Ada juga klaim bahwa Xi Jinping absen dari pertemuan tingkat tinggi Pertahanan Nasional dan Reformasi Militer di Beijing pada Rabu (21/9), meski sudah pulang dari Uzbekistan. Padahal, pertemuan itu dihadiri sejumlah petinggi militer senior, seperti Panglima Angkatan Darat Liu Zhenli dan Jenderal Li Qiaoming. Menurut akun Twitter Frontalforce, Jenderal Li Qiaoming diyakini akan menggantikan Xi Jinping sebagai presiden China

Namun, ada laporan soal Xi Jinping yang berpidato di konferensi tersebut. Artinya ia memang menghadirinya.

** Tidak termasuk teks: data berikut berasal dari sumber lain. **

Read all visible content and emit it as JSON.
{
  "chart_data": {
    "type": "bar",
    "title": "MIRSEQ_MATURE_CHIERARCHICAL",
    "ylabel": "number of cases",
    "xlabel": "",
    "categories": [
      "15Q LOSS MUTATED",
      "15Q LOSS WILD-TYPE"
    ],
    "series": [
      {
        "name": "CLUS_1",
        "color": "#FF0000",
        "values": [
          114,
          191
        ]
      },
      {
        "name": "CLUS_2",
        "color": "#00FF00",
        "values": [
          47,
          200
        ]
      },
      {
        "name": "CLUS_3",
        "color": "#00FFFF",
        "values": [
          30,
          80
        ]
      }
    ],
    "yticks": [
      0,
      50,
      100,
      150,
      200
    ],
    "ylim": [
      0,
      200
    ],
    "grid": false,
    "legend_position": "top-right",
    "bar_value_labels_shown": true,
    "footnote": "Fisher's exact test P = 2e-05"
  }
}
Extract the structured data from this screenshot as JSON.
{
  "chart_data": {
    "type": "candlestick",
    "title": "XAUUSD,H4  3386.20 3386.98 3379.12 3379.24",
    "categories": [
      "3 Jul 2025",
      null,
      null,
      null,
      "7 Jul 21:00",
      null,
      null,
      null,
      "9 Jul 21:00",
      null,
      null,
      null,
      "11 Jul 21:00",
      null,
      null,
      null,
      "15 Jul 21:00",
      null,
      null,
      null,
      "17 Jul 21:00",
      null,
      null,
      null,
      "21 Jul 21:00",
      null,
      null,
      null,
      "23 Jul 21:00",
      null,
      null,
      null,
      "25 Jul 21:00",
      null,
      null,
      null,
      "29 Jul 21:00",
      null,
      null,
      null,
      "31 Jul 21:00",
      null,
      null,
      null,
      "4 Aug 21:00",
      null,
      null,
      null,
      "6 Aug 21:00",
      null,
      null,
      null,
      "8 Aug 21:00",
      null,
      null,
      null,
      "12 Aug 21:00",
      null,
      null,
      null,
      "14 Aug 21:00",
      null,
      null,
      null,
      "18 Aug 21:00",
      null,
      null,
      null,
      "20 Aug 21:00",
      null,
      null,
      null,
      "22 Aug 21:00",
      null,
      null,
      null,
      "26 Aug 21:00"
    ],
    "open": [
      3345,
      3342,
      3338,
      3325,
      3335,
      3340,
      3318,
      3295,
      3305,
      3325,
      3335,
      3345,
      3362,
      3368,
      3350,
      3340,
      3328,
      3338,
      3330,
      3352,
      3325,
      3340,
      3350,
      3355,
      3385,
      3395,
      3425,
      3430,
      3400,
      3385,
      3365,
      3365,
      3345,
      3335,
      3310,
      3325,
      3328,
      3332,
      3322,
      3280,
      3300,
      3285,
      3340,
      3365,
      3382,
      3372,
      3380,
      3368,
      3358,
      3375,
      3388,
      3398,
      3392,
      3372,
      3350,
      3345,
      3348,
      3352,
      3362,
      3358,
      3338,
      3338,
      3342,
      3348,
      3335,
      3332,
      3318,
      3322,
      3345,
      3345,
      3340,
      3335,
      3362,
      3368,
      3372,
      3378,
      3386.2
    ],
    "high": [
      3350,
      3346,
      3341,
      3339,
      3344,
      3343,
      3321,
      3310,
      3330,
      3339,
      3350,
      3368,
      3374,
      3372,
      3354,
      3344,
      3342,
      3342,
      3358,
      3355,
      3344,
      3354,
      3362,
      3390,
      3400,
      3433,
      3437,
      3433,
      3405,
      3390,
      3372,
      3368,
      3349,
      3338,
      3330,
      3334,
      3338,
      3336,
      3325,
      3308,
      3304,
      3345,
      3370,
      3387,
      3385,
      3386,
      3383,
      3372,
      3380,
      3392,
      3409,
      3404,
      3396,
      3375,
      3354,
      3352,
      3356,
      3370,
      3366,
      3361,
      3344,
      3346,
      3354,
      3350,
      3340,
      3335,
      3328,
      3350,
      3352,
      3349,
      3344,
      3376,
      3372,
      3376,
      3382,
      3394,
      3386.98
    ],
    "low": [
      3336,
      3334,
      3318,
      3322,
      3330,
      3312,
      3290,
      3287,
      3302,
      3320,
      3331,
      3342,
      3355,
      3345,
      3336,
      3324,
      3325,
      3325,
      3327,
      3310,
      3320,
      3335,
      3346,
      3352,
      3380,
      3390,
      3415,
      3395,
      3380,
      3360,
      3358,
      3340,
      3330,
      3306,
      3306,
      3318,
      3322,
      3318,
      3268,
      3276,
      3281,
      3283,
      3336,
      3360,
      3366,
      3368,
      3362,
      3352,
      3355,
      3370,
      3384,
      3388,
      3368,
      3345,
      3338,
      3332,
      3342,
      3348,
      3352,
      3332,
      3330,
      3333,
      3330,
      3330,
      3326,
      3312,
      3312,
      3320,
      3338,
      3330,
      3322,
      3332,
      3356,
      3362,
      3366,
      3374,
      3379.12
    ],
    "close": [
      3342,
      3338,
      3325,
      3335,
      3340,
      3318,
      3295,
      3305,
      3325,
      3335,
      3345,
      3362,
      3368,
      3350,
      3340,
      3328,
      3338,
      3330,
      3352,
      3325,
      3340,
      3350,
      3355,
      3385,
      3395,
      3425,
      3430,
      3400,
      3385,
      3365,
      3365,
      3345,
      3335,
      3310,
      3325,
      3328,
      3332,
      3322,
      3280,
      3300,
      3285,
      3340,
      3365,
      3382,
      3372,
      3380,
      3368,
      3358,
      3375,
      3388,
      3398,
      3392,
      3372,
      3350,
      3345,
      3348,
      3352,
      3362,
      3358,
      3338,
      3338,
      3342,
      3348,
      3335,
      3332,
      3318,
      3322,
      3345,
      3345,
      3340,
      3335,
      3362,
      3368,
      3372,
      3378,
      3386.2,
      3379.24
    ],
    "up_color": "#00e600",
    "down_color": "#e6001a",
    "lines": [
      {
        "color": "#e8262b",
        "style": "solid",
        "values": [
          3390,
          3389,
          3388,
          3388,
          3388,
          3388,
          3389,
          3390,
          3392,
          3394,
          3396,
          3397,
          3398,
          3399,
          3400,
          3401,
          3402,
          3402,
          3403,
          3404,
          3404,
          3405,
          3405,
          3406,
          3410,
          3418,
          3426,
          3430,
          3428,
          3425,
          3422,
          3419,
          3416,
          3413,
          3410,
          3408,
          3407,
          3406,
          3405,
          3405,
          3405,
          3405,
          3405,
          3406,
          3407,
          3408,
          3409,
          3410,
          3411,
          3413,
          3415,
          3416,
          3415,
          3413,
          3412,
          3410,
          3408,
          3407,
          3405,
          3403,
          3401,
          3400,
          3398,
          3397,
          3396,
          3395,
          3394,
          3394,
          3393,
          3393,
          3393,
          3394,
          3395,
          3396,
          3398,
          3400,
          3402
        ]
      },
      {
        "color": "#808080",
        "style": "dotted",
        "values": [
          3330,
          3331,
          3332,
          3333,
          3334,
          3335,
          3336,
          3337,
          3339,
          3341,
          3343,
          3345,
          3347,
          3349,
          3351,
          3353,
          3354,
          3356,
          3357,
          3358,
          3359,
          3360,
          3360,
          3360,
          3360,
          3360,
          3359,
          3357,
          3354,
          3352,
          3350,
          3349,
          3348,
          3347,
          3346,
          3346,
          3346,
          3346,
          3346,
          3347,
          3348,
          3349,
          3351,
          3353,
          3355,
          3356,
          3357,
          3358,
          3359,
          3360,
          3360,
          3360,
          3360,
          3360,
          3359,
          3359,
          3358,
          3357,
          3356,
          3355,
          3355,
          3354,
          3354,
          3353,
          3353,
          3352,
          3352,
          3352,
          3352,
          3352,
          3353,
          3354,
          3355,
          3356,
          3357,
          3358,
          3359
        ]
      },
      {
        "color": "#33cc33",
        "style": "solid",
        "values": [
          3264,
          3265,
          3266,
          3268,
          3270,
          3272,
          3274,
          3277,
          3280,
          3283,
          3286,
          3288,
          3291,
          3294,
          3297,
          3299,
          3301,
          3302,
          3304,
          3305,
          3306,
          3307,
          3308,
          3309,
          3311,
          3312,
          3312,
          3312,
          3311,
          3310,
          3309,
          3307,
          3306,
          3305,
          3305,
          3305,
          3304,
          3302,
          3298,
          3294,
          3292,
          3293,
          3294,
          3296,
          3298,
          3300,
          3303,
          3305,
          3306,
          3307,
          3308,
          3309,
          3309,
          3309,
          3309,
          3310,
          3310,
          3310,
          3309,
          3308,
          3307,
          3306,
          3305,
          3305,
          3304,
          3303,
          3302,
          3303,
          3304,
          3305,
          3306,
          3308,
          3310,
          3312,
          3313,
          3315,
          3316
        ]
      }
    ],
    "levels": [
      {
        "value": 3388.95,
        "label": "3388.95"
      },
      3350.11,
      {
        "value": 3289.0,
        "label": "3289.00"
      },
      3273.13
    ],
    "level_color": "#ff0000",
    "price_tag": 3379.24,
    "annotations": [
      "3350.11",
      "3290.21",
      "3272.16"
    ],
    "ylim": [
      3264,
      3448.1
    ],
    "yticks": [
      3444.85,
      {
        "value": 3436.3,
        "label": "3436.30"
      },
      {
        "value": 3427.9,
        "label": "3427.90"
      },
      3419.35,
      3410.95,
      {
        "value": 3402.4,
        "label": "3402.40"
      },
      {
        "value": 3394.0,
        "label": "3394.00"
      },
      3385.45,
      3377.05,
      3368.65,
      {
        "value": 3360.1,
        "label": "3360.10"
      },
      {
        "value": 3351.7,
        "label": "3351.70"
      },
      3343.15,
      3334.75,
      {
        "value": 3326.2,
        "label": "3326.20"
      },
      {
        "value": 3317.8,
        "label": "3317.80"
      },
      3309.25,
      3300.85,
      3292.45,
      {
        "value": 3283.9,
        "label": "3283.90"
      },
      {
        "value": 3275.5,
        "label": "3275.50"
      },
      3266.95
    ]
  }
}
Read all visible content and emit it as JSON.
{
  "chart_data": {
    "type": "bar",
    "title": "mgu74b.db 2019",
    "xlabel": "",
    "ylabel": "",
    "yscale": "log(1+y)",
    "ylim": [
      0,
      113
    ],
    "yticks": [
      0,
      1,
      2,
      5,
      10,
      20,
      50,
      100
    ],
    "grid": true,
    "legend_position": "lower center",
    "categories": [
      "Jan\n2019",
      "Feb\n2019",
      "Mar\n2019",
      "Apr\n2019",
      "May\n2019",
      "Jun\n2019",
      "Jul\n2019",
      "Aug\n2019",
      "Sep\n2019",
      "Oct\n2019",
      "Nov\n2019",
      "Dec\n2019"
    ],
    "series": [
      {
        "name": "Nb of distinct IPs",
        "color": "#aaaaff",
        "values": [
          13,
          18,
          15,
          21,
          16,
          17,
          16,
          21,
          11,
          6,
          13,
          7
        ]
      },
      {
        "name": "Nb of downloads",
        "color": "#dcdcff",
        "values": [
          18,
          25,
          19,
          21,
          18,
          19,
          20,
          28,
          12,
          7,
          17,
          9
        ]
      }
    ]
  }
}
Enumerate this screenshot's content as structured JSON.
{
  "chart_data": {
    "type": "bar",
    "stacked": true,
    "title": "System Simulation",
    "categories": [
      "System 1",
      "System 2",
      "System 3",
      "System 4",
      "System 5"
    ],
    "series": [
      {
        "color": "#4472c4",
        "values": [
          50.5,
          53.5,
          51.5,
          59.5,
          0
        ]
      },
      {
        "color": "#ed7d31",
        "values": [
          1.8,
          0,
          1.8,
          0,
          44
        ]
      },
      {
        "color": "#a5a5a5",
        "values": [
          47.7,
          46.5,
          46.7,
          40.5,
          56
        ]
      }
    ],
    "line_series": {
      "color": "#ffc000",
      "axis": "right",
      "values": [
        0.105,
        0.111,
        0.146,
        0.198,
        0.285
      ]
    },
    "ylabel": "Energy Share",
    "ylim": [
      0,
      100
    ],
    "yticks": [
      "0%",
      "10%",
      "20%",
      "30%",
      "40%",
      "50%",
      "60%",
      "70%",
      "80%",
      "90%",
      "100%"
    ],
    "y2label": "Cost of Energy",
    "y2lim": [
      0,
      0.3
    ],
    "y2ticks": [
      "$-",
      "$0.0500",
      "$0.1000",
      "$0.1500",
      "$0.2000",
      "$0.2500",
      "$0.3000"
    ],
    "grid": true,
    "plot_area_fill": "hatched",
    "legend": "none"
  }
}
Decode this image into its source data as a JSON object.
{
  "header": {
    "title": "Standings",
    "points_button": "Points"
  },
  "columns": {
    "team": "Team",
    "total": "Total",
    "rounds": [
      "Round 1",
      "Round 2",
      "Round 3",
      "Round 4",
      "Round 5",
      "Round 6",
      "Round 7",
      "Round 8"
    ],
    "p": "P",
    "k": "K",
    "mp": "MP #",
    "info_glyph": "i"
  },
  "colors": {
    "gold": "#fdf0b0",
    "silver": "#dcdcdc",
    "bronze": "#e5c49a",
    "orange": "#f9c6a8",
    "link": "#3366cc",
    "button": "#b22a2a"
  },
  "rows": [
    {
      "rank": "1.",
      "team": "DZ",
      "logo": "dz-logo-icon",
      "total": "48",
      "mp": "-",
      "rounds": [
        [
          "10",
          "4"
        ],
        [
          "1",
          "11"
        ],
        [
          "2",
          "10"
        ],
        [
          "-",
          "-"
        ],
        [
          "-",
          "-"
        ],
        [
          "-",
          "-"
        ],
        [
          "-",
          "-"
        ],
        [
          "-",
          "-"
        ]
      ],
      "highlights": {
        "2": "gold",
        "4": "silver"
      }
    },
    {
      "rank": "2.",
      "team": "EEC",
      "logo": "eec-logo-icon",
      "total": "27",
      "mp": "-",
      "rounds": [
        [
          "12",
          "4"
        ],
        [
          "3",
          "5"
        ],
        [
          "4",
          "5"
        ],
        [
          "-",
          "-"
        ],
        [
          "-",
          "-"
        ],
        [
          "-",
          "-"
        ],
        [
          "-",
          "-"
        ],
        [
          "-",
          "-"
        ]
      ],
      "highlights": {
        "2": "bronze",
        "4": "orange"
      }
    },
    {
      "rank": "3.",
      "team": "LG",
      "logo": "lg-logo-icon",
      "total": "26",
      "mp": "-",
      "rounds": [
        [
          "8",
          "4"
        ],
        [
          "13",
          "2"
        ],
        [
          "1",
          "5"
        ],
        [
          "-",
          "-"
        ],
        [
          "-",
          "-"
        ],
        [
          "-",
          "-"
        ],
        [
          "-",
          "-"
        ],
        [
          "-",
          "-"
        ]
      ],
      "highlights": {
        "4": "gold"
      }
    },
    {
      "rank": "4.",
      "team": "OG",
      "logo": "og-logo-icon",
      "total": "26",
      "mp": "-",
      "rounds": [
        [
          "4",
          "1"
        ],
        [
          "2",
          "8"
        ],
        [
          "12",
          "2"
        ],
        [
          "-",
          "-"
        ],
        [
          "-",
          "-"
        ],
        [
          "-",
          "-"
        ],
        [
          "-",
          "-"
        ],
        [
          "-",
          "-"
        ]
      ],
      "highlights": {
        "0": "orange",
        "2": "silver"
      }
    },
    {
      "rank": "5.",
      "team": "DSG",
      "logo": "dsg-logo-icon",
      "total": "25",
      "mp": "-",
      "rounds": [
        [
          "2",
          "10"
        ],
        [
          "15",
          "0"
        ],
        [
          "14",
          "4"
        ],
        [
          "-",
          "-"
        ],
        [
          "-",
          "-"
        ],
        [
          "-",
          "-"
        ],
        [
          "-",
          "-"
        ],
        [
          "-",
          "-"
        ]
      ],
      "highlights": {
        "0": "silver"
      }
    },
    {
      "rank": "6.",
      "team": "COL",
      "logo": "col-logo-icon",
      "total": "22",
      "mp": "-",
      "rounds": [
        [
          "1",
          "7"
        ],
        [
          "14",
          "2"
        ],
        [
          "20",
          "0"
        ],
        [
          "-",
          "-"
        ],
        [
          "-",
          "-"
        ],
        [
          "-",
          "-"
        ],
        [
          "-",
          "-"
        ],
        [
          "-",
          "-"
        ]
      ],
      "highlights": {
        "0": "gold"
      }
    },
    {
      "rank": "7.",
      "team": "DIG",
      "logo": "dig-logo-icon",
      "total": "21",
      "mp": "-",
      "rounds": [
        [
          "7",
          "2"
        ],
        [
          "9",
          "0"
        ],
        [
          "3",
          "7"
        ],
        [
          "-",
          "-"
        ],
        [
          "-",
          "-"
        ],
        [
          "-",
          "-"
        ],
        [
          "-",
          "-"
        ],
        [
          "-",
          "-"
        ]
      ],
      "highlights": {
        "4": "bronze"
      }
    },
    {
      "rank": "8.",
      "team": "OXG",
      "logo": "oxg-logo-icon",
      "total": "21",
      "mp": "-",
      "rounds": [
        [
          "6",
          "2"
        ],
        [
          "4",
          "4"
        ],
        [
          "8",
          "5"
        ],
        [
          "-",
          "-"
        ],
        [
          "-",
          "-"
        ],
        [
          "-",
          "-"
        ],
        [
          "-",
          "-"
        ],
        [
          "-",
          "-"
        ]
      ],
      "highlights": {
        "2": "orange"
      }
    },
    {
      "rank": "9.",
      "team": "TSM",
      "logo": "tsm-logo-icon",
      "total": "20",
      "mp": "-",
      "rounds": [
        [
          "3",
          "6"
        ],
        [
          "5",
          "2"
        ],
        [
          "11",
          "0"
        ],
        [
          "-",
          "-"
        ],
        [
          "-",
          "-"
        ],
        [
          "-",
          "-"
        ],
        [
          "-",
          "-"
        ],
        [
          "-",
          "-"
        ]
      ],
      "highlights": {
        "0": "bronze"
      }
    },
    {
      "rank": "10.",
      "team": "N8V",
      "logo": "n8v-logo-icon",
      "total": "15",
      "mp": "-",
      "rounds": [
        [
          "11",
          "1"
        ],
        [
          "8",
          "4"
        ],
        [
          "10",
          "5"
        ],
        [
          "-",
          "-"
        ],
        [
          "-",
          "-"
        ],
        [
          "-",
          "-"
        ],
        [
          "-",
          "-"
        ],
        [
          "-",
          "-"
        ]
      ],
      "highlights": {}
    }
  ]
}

Sementara itu, menurut pakar China Aadil Brar kepada Outlook India, Xi kemungkinan dikarantina setelah kembali dari KTT SCO. Alasan ini menjelaskan ketidakhadirannya dalam urusan publik saat ini. Brar juga membagikan data penerbangan yang menunjukkan tak ada gangguan. Ia kemudian membagikan visual pidato publik oleh para petinggi China yang berarti pemerintah berfungsi normal.

Pemerintah China pun belum merilis pernyataan apa pun sejauh ini.

Sementara itu, sumber di kedutaan Argentina di China membantah klaim itu dengan tegas. Perlu dicatat juga, sebagian besar yang mengunggah kabar kudeta di media sosial adalah sebagian besar aktivis China yang tinggal di luar China dan akun Twitter anti-China dari Nepal dan Taiwan.

Menurut jurnalis Zakka Jacob, Xi memiliki kekuasaan institusional yang kuat atas China, sehingga kudeta mustahil terjadi.

“Banyak rumor tentang kudeta militer di China pagi ini. Tak ada yang kredibel sejauh ini. Kudeta militer mustahil terjadi di China lantaran PLA berada di bawah Komisi Militer Pusat. Sebagai Sekretaris Jenderal Partai Komunis yang mengepalai CMC. Tentara adalah milik partai, bukan pemerintah,” twit Jacob.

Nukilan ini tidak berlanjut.